Наконец психотерапевт успокоил все-таки группу. Первым взял слово восемнадцатилетний Брукс Эпштейн, высокий, плечистый и с лицом как у Линкольна. Подкачал только голос — тонкий и писклявый. С этаким голосом ни юристом, ни хирургом не станешь. Брукс признавал, что это вполне уважаемые, хорошие профессии — для тех, кому они нравятся. Сам он страстно желал стать профессиональным бейсболистом. Он заявил родителям, что поступит в колледж, а потом в Гарвард только в том случае, если не войдет в команду главной лиги. Их это не удовлетворило. Но Брукс держался и против них, и против своей невесты, которая была полностью на их стороне.
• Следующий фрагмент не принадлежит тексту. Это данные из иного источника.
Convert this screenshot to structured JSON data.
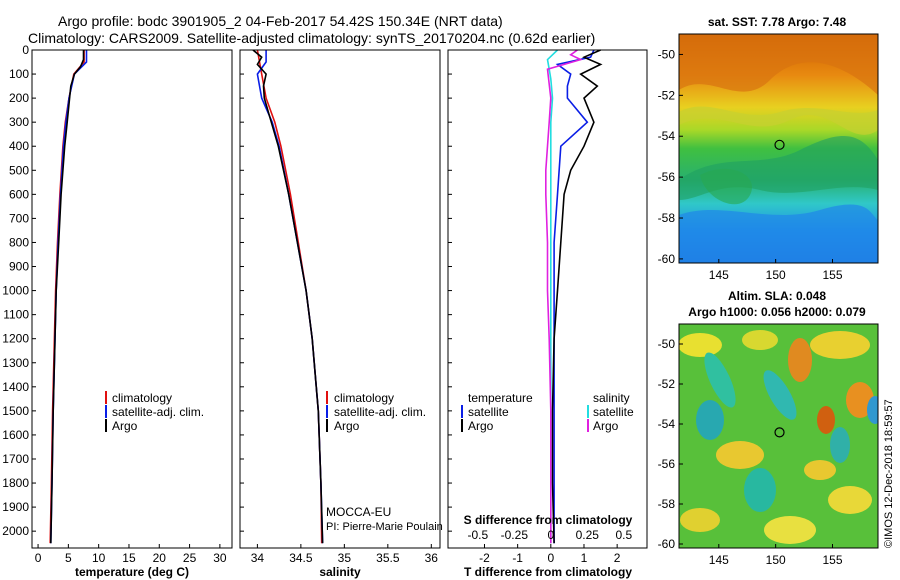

В разгар борьбы, в которой Брукс все больше падал духом, но становился все упрямее, его отец вдруг покончил с собой. Причина казалась ясной — крах сети скобяных магазинов и вдобавок к этому неизлечимый рак костного мозга, но на Брукса свалилось чувство вины. Он знал, как разгневал и опечалил родителей его разрыв с иудейской верой и как глубоко потрясена была его невеста. Мать не говорила вслух, что именно переживания за сына привели отца к разорению и болезни, но было ясно, что она так думает.
Поступление в Гарвард отошло в область невозможного, и Брукс этому радовался, чувствуя себя за это еще более виновным. Затем богатый дядюшка из Чикаго предложил оплатить учебу Брукса в любом университете по выбору племянника. При этом ставилось условие, что Брукс вернется к вере предков и получит диплом либо юриста, либо врача. Мать и невеста всячески давили на Брукса, вынуждая его согласиться. Они напоминали безжалостных голодных волчиц, кружащих вокруг лося, увязшего в снегу.
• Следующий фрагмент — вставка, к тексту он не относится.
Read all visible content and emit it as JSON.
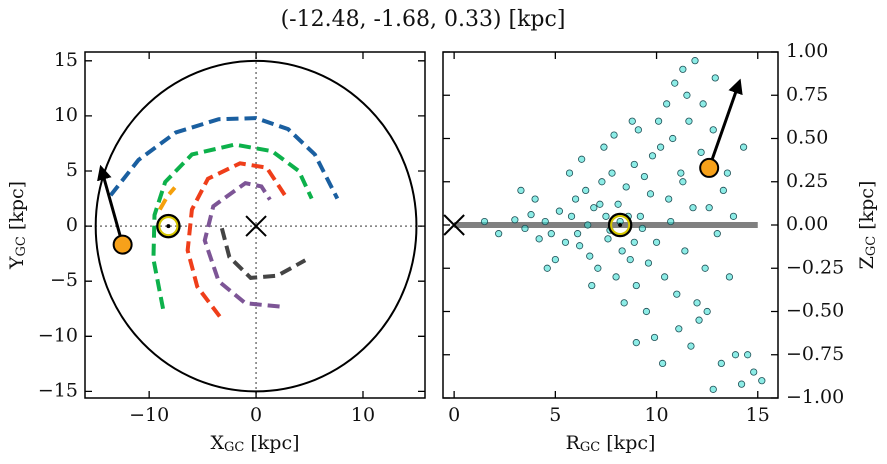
{
  "title": "(-12.48, -1.68, 0.33) [kpc]",
  "chart_data": [
    {
      "type": "line",
      "xlabel": [
        "X",
        "GC",
        " [kpc]"
      ],
      "ylabel": [
        "Y",
        "GC",
        " [kpc]"
      ],
      "xlim": [
        -16,
        15.8
      ],
      "ylim": [
        -15.6,
        15.8
      ],
      "xticks": [
        {
          "value": -10,
          "label": "−10"
        },
        0,
        10
      ],
      "yticks": [
        {
          "value": -15,
          "label": "−15"
        },
        {
          "value": -10,
          "label": "−10"
        },
        {
          "value": -5,
          "label": "−5"
        },
        0,
        5,
        10,
        15
      ],
      "y_tick_side": "left",
      "crosshair": true,
      "circle_radius": 15,
      "series": [
        {
          "color": "#1a5fa0",
          "x": [
            -13.6,
            -11,
            -7.5,
            -3.5,
            0,
            3,
            5.5,
            7.6
          ],
          "y": [
            2.8,
            6,
            8.5,
            9.7,
            9.8,
            8.8,
            6.5,
            2.5
          ]
        },
        {
          "color": "#0db14b",
          "x": [
            -8.7,
            -9.6,
            -9.5,
            -8.5,
            -6,
            -2,
            1.5,
            4,
            5.2
          ],
          "y": [
            -7.5,
            -3,
            1,
            4,
            6.5,
            7.4,
            6.8,
            5,
            2.5
          ]
        },
        {
          "color": "#ef3e1a",
          "x": [
            -3.4,
            -5.5,
            -6.4,
            -6,
            -4.5,
            -1.5,
            1,
            2.7
          ],
          "y": [
            -8.2,
            -5.5,
            -2.2,
            1.5,
            4.3,
            5.7,
            5.3,
            2.8
          ]
        },
        {
          "color": "#7d5596",
          "x": [
            2.2,
            -1,
            -3.5,
            -4.8,
            -4,
            -1,
            0.5,
            1.3
          ],
          "y": [
            -7.3,
            -7,
            -5,
            -1.3,
            1.8,
            3.9,
            3.6,
            2.4
          ]
        },
        {
          "color": "#444444",
          "x": [
            -3.2,
            -2.5,
            -0.5,
            2,
            4.6
          ],
          "y": [
            -0.2,
            -2.8,
            -4.7,
            -4.5,
            -3.1
          ]
        },
        {
          "color": "#f5a00b",
          "x": [
            -9,
            -8.3,
            -7.6
          ],
          "y": [
            1.5,
            2.7,
            3.5
          ]
        }
      ],
      "markers": [
        {
          "marker": "cross",
          "x": 0,
          "y": 0
        },
        {
          "marker": "sun",
          "x": -8.2,
          "y": 0
        },
        {
          "marker": "star",
          "x": -12.48,
          "y": -1.68
        }
      ],
      "arrow": {
        "x": [
          -12.48,
          -14.5
        ],
        "y": [
          -1.68,
          5.3
        ]
      }
    },
    {
      "type": "scatter",
      "xlabel": [
        "R",
        "GC",
        " [kpc]"
      ],
      "ylabel": [
        "Z",
        "GC",
        " [kpc]"
      ],
      "xlim": [
        -0.55,
        16
      ],
      "ylim": [
        -1,
        1
      ],
      "xticks": [
        0,
        5,
        10,
        15
      ],
      "yticks": [
        {
          "value": -1,
          "label": "−1.00"
        },
        {
          "value": -0.75,
          "label": "−0.75"
        },
        {
          "value": -0.5,
          "label": "−0.50"
        },
        {
          "value": -0.25,
          "label": "−0.25"
        },
        {
          "value": 0,
          "label": "0.00"
        },
        0.25,
        {
          "value": 0.5,
          "label": "0.50"
        },
        {
          "value": 0.75,
          "label": "0.75"
        },
        {
          "value": 1,
          "label": "1.00"
        }
      ],
      "y_tick_side": "right",
      "plane": {
        "x": [
          0,
          15
        ],
        "y": [
          0,
          0
        ]
      },
      "color": "#3fe0d6",
      "x": [
        4.5,
        4.8,
        5.2,
        5.5,
        5.8,
        6.0,
        6.2,
        6.5,
        6.7,
        6.9,
        7.1,
        7.3,
        7.5,
        7.6,
        7.8,
        8.0,
        8.1,
        8.3,
        8.5,
        8.7,
        8.9,
        9.0,
        9.2,
        9.4,
        9.6,
        9.8,
        10.0,
        10.2,
        10.4,
        10.6,
        10.8,
        11.0,
        11.2,
        11.4,
        11.6,
        11.8,
        12.0,
        12.2,
        12.4,
        12.8,
        13.0,
        13.3,
        13.6,
        2.2,
        3.0,
        3.5,
        3.8,
        4.2,
        1.5,
        3.3,
        6.3,
        6.8,
        7.4,
        8.4,
        9.1,
        9.5,
        10.5,
        10.9,
        11.3,
        11.5,
        10.1,
        9.9,
        11.1,
        12.1,
        12.5,
        11.7,
        13.2,
        14.5,
        14.8,
        14.2,
        13.9,
        15.2,
        12.8,
        9.0,
        12.9,
        12.3,
        8.8,
        7.9,
        5.0,
        5.7,
        4.0,
        4.6,
        13.5,
        13.8,
        14.3,
        10.3,
        11.9,
        8.2,
        8.6,
        7.7,
        9.3,
        6.6,
        10.7,
        12.6,
        11.3,
        9.7,
        8.9,
        7.2,
        6.1
      ],
      "y": [
        0.02,
        -0.05,
        0.08,
        -0.1,
        0.05,
        0.15,
        -0.12,
        0.2,
        -0.18,
        0.1,
        -0.25,
        0.25,
        0.05,
        -0.08,
        0.3,
        -0.3,
        0.12,
        -0.15,
        0.22,
        -0.2,
        0.35,
        -0.35,
        0.05,
        0.28,
        -0.22,
        0.4,
        -0.1,
        0.45,
        -0.3,
        0.15,
        0.5,
        -0.4,
        0.3,
        -0.15,
        0.6,
        0.1,
        -0.45,
        0.42,
        -0.25,
        0.55,
        -0.05,
        0.2,
        -0.3,
        -0.05,
        0.03,
        -0.02,
        0.06,
        -0.08,
        0.02,
        0.2,
        0.38,
        -0.35,
        0.45,
        -0.45,
        0.55,
        -0.5,
        0.7,
        0.82,
        0.9,
        0.75,
        0.6,
        -0.65,
        -0.6,
        -0.55,
        -0.5,
        -0.7,
        -0.8,
        -0.75,
        -0.85,
        -0.92,
        -0.75,
        -0.9,
        -0.95,
        -0.68,
        0.85,
        0.7,
        0.6,
        0.52,
        -0.2,
        0.3,
        0.15,
        -0.25,
        0.3,
        0.05,
        0.45,
        -0.8,
        0.95,
        0.02,
        0.05,
        -0.03,
        -0.02,
        0.0,
        0.02,
        0.1,
        0.25,
        0.18,
        -0.1,
        0.12,
        -0.05
      ],
      "markers": [
        {
          "marker": "cross",
          "x": 0,
          "y": 0
        },
        {
          "marker": "sun",
          "x": 8.2,
          "y": 0
        },
        {
          "marker": "star",
          "x": 12.6,
          "y": 0.33
        }
      ],
      "arrow": {
        "x": [
          12.6,
          14.1
        ],
        "y": [
          0.33,
          0.83
        ]
      }
    }
  ]
}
В одну прекрасную ночь Брукс, по его выражению, осатанел. Вооружившись бейсбольными битами, он переломал мебель, перебил дорогие безделушки и окна. Хуже того, он угрожал размозжить головы матери и невесте. Брукса забрали в полицию. Потерпев неудачу с фрейдовской, юнговской, салливановской терапией, не добившись успеха и с Эстом в Калифорнии, он поступил наконец под опеку доктора Порсены.
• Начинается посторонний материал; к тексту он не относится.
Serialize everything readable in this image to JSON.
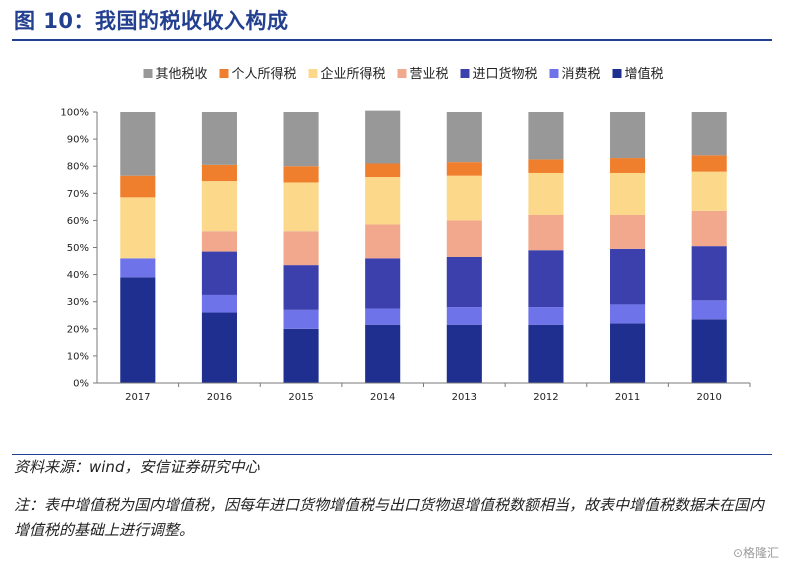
{
  "title": "图 10：我国的税收收入构成",
  "source": "资料来源：wind，安信证券研究中心",
  "note": "注：表中增值税为国内增值税，因每年进口货物增值税与出口货物退增值税数额相当，故表中增值税数据未在国内增值税的基础上进行调整。",
  "watermark": "⊙格隆汇",
  "chart_data": {
    "type": "bar",
    "stacked": true,
    "percent": true,
    "categories": [
      "2017",
      "2016",
      "2015",
      "2014",
      "2013",
      "2012",
      "2011",
      "2010"
    ],
    "ylim": [
      0,
      100
    ],
    "yticks": [
      "0%",
      "10%",
      "20%",
      "30%",
      "40%",
      "50%",
      "60%",
      "70%",
      "80%",
      "90%",
      "100%"
    ],
    "legend_position": "top",
    "series": [
      {
        "name": "增值税",
        "color": "#1f2f8f",
        "values": [
          39,
          26,
          20,
          21.5,
          21.5,
          21.5,
          22,
          23.5
        ]
      },
      {
        "name": "消费税",
        "color": "#6f73ea",
        "values": [
          7,
          6.5,
          7,
          6,
          6.5,
          6.5,
          7,
          7
        ]
      },
      {
        "name": "进口货物税",
        "color": "#3c40ad",
        "values": [
          0,
          16,
          16.5,
          18.5,
          18.5,
          21,
          20.5,
          20
        ]
      },
      {
        "name": "营业税",
        "color": "#f1a88d",
        "values": [
          0,
          7.5,
          12.5,
          12.5,
          13.5,
          13,
          12.5,
          13
        ]
      },
      {
        "name": "企业所得税",
        "color": "#fbd88a",
        "values": [
          22.5,
          18.5,
          18,
          17.5,
          16.5,
          15.5,
          15.5,
          14.5
        ]
      },
      {
        "name": "个人所得税",
        "color": "#f07f2d",
        "values": [
          8,
          6,
          6,
          5,
          5,
          5,
          5.5,
          6
        ]
      },
      {
        "name": "其他税收",
        "color": "#989898",
        "values": [
          23.5,
          19.5,
          20,
          19.5,
          18.5,
          17.5,
          17,
          16
        ]
      }
    ],
    "legend_order": [
      "其他税收",
      "个人所得税",
      "企业所得税",
      "营业税",
      "进口货物税",
      "消费税",
      "增值税"
    ]
  }
}
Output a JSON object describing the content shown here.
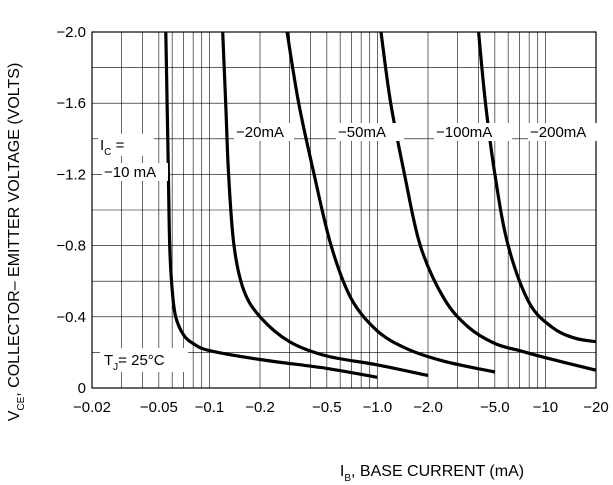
{
  "chart_data": {
    "type": "line",
    "x_scale": "log",
    "grid": true,
    "xlabel": {
      "prefix": "I",
      "sub": "B",
      "text": ", BASE CURRENT (mA)"
    },
    "ylabel": {
      "prefix": "V",
      "sub": "CE",
      "text": ", COLLECTOR– EMITTER VOLTAGE (VOLTS)"
    },
    "xlim": [
      -0.02,
      -20
    ],
    "ylim": [
      0,
      -2.0
    ],
    "x_ticks": [
      {
        "value": -0.02,
        "label": "−0.02"
      },
      {
        "value": -0.05,
        "label": "−0.05"
      },
      {
        "value": -0.1,
        "label": "−0.1"
      },
      {
        "value": -0.2,
        "label": "−0.2"
      },
      {
        "value": -0.5,
        "label": "−0.5"
      },
      {
        "value": -1.0,
        "label": "−1.0"
      },
      {
        "value": -2.0,
        "label": "−2.0"
      },
      {
        "value": -5.0,
        "label": "−5.0"
      },
      {
        "value": -10,
        "label": "−10"
      },
      {
        "value": -20,
        "label": "−20"
      }
    ],
    "y_ticks": [
      {
        "value": 0,
        "label": "0"
      },
      {
        "value": -0.4,
        "label": "−0.4"
      },
      {
        "value": -0.8,
        "label": "−0.8"
      },
      {
        "value": -1.2,
        "label": "−1.2"
      },
      {
        "value": -1.6,
        "label": "−1.6"
      },
      {
        "value": -2.0,
        "label": "−2.0"
      }
    ],
    "series": [
      {
        "name": "−10 mA",
        "points": [
          [
            -0.055,
            -2.0
          ],
          [
            -0.056,
            -1.6
          ],
          [
            -0.057,
            -1.2
          ],
          [
            -0.058,
            -0.8
          ],
          [
            -0.06,
            -0.55
          ],
          [
            -0.063,
            -0.4
          ],
          [
            -0.07,
            -0.3
          ],
          [
            -0.08,
            -0.25
          ],
          [
            -0.1,
            -0.21
          ],
          [
            -0.2,
            -0.16
          ],
          [
            -0.5,
            -0.11
          ],
          [
            -1.0,
            -0.06
          ]
        ]
      },
      {
        "name": "−20mA",
        "points": [
          [
            -0.12,
            -2.0
          ],
          [
            -0.125,
            -1.6
          ],
          [
            -0.13,
            -1.2
          ],
          [
            -0.14,
            -0.8
          ],
          [
            -0.16,
            -0.55
          ],
          [
            -0.2,
            -0.4
          ],
          [
            -0.3,
            -0.26
          ],
          [
            -0.5,
            -0.18
          ],
          [
            -1.0,
            -0.13
          ],
          [
            -2.0,
            -0.07
          ]
        ]
      },
      {
        "name": "−50mA",
        "points": [
          [
            -0.29,
            -2.0
          ],
          [
            -0.34,
            -1.6
          ],
          [
            -0.42,
            -1.2
          ],
          [
            -0.53,
            -0.8
          ],
          [
            -0.7,
            -0.5
          ],
          [
            -1.0,
            -0.32
          ],
          [
            -1.5,
            -0.22
          ],
          [
            -2.5,
            -0.15
          ],
          [
            -5.0,
            -0.09
          ]
        ]
      },
      {
        "name": "−100mA",
        "points": [
          [
            -1.05,
            -2.0
          ],
          [
            -1.2,
            -1.6
          ],
          [
            -1.45,
            -1.2
          ],
          [
            -1.8,
            -0.8
          ],
          [
            -2.5,
            -0.5
          ],
          [
            -3.5,
            -0.34
          ],
          [
            -5.0,
            -0.25
          ],
          [
            -7,
            -0.21
          ],
          [
            -10,
            -0.17
          ],
          [
            -20,
            -0.1
          ]
        ]
      },
      {
        "name": "−200mA",
        "points": [
          [
            -4.0,
            -2.0
          ],
          [
            -4.4,
            -1.6
          ],
          [
            -5.0,
            -1.2
          ],
          [
            -6.0,
            -0.8
          ],
          [
            -8.0,
            -0.48
          ],
          [
            -11,
            -0.34
          ],
          [
            -15,
            -0.28
          ],
          [
            -20,
            -0.26
          ]
        ]
      }
    ],
    "annotations": {
      "ic_prefix": "I",
      "ic_sub": "C",
      "ic_eq": " =",
      "tj_prefix": "T",
      "tj_sub": "J",
      "tj_text": "= 25°C"
    }
  }
}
Брукс выбрал для воплощения еврейского рыцаря, барона Лейксфалка. Это был персонаж из первой книги фармеровского цикла. Он жил в Дракландском ярусе планеты, имеющей форму Вавилонской башни и управляемой Ядавином. Планету населяли не только существа, созданные Ядавином, но и потомки землян. Ядавин, с присущей тоанам беззастенчивостью, похищал из средневековой Германии немцев и евреев и в массовом порядке переправлял их в свой мир. Они образовали два феодальных государства, устроенные, с одобрения Ядавина, по образу и подобию тех, что описаны в легендах о короле Артуре. В первой книге цикла странствующий рыцарь — фунем — Лейксфалк встречается с Кикахой и Вольфом на поединке. А умирает, храбро сражаясь рядом с Вольфом против дикарей. Но Брукс решил выбрать для своих приключений годы, предшествующие последней битве барона.
Брукс Эпштейн сообщил группе, что тяжелый груз вины и гнева, который он нес на себе, стал как будто немного легче. Это потому, что барон, если бы у него умер отец, не стал бы мучиться сознанием своей вины, не будучи ответственным за его смерть. Это не из-за Брукса Эпштейн-старший разорился, заболел раком и покончил с собой. Следовательно, Бруксу незачем чувствовать себя виновным. Брукс, правда, все еще страдает, несмотря на все доводы рассудка, но знает, что рано или поздно это пройдет.